Cultivating Organic Tech

Irrational exuberance is over, and sober thrift is in.

Give Forrester Research credit for one thing. Faced with a nuclear winter of IT spending, the IT think tank has come up with a green-sounding slogan to describe our predicament: organic IT. The catch phrase was introduced nearly a year ago, and its caretaker is Forrester analyst Frank Gillett. The slogan makes it sound like were in a wholesome, natural era for IT, not one thats characterized by Draconian budget cuts and intense skepticism about the promises of business advantage through IT.

The key building blocks are industry standards, commodity components and consolidated control. Gillett recommends only Intel-based servers and software that can load-balance between the servers. In storage, get on the path to virtualized storage as quickly as possible; in networking, deploy route optimization software. These strategies, in turn, are steppingstones on the path to grid computing, perhaps the ultimate answer to the question of how to use idle computing cycles.

Gillett says infrastructure resources are typically about 20 percent utilized and that efficiency can increase to 40 percent or even 80 percent. "When buying resumes, [IT shops] will need to buy only half of what they bought before," he said.

Other organizations are also talking about doing more with less. Meta Group calls it portfolio management.
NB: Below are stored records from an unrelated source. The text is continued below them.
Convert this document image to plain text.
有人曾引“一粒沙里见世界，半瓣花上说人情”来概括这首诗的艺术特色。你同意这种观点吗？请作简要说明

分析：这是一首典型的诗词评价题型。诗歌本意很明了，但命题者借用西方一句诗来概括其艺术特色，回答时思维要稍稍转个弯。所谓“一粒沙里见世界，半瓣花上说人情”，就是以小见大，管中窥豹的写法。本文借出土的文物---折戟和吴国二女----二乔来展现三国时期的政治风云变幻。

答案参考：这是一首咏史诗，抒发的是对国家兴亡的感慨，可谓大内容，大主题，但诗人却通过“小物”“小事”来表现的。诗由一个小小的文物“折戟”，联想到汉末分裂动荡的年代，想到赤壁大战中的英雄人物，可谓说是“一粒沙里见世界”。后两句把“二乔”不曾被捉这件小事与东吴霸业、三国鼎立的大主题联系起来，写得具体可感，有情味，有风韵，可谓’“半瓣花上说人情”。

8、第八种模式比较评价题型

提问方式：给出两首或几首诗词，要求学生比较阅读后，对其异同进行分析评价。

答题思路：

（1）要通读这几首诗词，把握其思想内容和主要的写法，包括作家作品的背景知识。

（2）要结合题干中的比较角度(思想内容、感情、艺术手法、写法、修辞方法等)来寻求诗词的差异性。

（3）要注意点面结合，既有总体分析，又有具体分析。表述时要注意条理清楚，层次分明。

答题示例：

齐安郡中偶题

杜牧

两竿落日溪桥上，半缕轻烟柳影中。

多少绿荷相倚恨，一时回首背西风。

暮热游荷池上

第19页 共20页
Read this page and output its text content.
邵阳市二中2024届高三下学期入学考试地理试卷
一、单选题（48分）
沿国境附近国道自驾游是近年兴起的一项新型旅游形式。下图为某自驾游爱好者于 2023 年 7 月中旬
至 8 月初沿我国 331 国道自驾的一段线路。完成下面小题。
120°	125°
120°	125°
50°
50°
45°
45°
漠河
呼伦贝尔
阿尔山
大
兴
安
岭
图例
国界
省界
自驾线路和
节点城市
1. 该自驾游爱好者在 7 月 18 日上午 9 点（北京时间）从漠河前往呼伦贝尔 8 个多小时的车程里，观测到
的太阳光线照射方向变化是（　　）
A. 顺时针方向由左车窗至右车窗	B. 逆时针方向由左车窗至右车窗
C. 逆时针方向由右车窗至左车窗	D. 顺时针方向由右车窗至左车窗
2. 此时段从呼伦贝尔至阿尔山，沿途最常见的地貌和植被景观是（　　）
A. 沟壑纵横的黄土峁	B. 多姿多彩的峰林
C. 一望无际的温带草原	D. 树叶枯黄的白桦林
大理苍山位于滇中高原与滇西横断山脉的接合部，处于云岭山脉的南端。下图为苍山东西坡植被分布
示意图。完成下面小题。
IBMs on-demand computing initiative, Suns N1 strategy and HPs Utility Data Center are ways to use resources more efficiently and are suitably organic from Forresters point of view.

Organic? A better name might be tightfisted IT because the bottom line of organic IT is about saving money. Organic techniques, properly applied, can reduce an IT budget by 50 percent over five years, says Gillett.

Call it what you want. The era of irrational exuberance is over, and the era of sober thrift is in.